Qualified Exemptions:
-Facilities:
• Food facilities would qualify for an exemption from the preventive control/HACCP provisions in section 103 of S. 510 under certain conditions:
(1) They are either a “very small business” as defined by FDA in rulemaking; or (2) the average annual monetary value of all food sold by the facility during the previous 3 year period was less than $500,000, but only so long as the majority of the food sold by that facility was sold directly to consumers, restaurants, or grocery stores (as opposed to 3rd party food brokers) and were in the same state where the facility sold the food or within 275 miles of the facility.
• Facilities that qualify would be exempt from the preventive control/HACCP provisions in S. 510, but would still have to comply with one of the following:
(1) They would have to demonstrate that they have identified potential hazards and are implementing preventive controls to address the hazards, or
(2) They would have to demonstrate to FDA that they are in compliance with state or local food safety laws.
• Disclosure: Any food sold by a facility that opts for compliance option (2), above, would have to prominently and conspicuously provide the name and address of the facility that produced it on a food packaging label, or at the point of purchase, as appropriate.
• Study: FDA would have to conduct a study of the food processing sector to help inform the definition of what it means to be a “very small” facility for purposes of the exemption above.
-Farms:
• Farms would qualify for an exemption from the produce safety standards in section 105 of S. 510 if, during the previous 3 year period, the average monetary value of the food they sold was less than $500,000, but only so long as the majority of sales were to consumers, restaurants, or grocery stores (as opposed to 3rd party food brokers) and were in the same state where the farm harvested or produced the food or within 275 miles of the farm.
• Any food sold under the exemption would have to have the same disclosure set forth above.
-Limitation:
• In the event of an active investigation of a foodborne illness outbreak that is directly linked to a facility or farm exempted under this section, or if the Secretary determines that it is necessary to protect the public health and prevent or mitigate a foodborne illness outbreak based on conduct or conditions associated with a facility or farm that are material to the safety of food, the Secretary may withdraw the exemption provided to such facility under this section.

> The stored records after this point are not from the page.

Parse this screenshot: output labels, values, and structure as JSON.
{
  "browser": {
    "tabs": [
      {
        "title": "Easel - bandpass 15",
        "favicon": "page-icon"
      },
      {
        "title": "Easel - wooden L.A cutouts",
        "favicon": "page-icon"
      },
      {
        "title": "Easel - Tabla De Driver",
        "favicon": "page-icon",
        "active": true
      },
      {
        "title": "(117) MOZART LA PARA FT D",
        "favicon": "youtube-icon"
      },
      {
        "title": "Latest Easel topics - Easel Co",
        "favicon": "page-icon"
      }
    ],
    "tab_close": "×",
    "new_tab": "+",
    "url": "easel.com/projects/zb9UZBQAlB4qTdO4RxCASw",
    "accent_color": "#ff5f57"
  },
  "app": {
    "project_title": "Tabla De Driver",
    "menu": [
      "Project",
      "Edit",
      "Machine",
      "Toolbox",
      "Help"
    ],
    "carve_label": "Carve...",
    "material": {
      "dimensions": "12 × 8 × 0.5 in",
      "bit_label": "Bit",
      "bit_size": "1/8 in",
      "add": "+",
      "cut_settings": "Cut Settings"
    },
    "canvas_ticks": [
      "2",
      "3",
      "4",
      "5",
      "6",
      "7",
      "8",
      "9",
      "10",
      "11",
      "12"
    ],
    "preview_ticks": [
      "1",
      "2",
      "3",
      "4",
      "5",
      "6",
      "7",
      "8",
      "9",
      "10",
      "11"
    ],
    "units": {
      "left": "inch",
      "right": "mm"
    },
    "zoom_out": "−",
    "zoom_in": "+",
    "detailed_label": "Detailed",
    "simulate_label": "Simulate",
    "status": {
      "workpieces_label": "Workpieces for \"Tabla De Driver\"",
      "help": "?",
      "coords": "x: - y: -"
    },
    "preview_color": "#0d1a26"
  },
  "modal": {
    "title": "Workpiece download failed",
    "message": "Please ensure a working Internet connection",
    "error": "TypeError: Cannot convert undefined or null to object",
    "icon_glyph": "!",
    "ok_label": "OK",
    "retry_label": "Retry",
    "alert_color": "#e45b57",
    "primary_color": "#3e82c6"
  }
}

No activities under this limitation expand existing FDA authorities to inspect farms.
Are compromises perfect? No, especially if you insist on acting like a 2 year old when you do not get what you want–but welcome to democracy. Do I agree with all aspects of S 510 or the Tester Amendment – Hell No! For example, I do think that the bill needs to be fully funded in order to have the resources to inspect those high-risk facilities that have been poisoning us over the last decades. I am hoping that can happen as the economy turns around and if politicians have the guts to fairly tax the wealthy in this country.
Do I think that the Tester Amendment excludes from oversight some high-risk facilities? Yes, I do. But, can local and state regulators pick up that slack? They can and they should. Also, my biggest concern about no oversight between farms sales to wholesalers was lessened somewhat by the insertion of “(as opposed to 3rd party food brokers)” into the compromise language. Perfect? No. Can I live with it? Yes. Should the new “Big ag” opponents live with it too? I hope so.
S. 510 and the Tester Amendment are a good bill, not great, but good. It is time for all sides to come together and pass it, work out a compromise with House Bill 2749, and get it to the President’s desk before he carves the Christmas goose.